Sein ganzer Körper war geschwollen, auch die Augen waren zugeschwollen. Die ganze obere Gesichtshälfte war eine amorphe Masse. Er konnte den Mund kaum öffnen. Und seine Finger klebten zusammen. Seine Kleidung hing in Fetzen an ihm. Ich fragte mich im Nachhinein, ob er wohl gut sitzen konnte. Mit letzter Kraft saß er da. Ich glaube, er ist später sicher umgefallen. Daher ließ ich ihm mein Reisbällchen dort. Wir wollten schnell zu unserem Sammelplatz in Jigozen-mura. Wir liefen und weinten und riefen nach Vater und Mutter.
【Der jüngere Bruder rettet die Mutter】
Kurz nach dem Abwurf der Bombe war mein jüngerer Bruder angeblich auf dem Dach. Mein Bruder schlief mit meiner Mutter gemeinsam unter einem Moskitonetz. Als mein Bruder umherblickte, bemerkte er plötzlich, dass er auf dem Dach war. „Ich fand es seltsam, dass ich meine Mutter nicht sah, und sah mich auf dem Dach um. Da entdeckte ich plötzlich ihr Gesicht. Ein großer Querbalken des Hauses lag auf ihrer Brust. Der Vorraum begann zu brennen, und das Feuer breitete sich zu meiner Mutter hin aus. Ich musste ihr helfen! Ich brachte Wasser, das musste auf den Brandherd gegossen werden. Damals gab es in jedem Haus Löschwasser. Ich ging zum Löschwassertank und holte mit einem Eimer Wasser.“
Mein Bruder war gerade erst in die Schule gekommen, er konnte also nicht viel Wasser auf einmal nehmen. Er machte den Eimer immer nur halb voll. Aber das reichte nicht, das Feuer war stärker. Niemand kam ihm zu Hilfe. Auch viele Soldaten flohen. Auch die Nachbarn liefen alle davon. Auch viele unbekannte Menschen flohen. „Ich flehte sie um Hilfe für meine Mutter an, aber sie ignorierten mich.“ Die Mutter sagte: "Bei der Tante in Miyajima-guchi kannst du deine Schwester treffen. Also geh dort hin. Ich komme hier nicht heraus. Also lauf schnell weg!" Aber mein Bruder sah meiner Mutter ins Gesicht und sagte: "Ich kann nicht weglaufen. Ich will dir helfen." Mein Bruder bemühte sich aus Leibeskräften.
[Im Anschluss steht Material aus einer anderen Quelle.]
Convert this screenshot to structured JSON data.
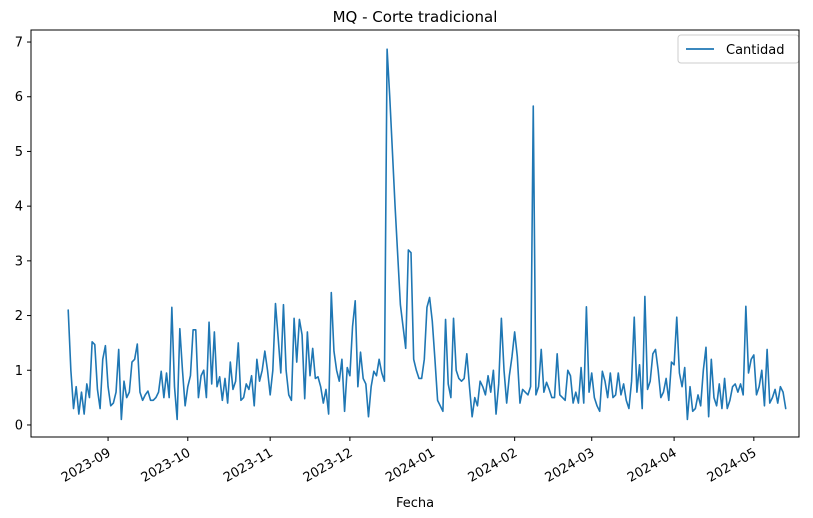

Während ich mit Kiku nach Miyajima-guchi floh, sah ich vor meinen Augen die Gestalt meiner Mutter, wie mein Bruder verzweifelt versucht, ihr zu helfen. Das war mysteriös. Ich sah meinen Bruder, wie er sagte: "Ich muss schnell Wasser bringen und Mutter herausziehen." Als mir mein Bruder später davon erzählte, stimmte seine Geschichte genau mit dem überein, was ich gesehen hatte. Es war zu selben Zeit geschehen, als ich es gesehen hatte. Auch wenn behauptet wird, es gäbe keinen Gott: Damals habe ich erkannt, dass es Gott gibt. Solche Dinge können geschehen. Während ich in Hatsukaichi war, sah ich, was mein Bruder tat, obwohl das eigentlich unmöglich ist.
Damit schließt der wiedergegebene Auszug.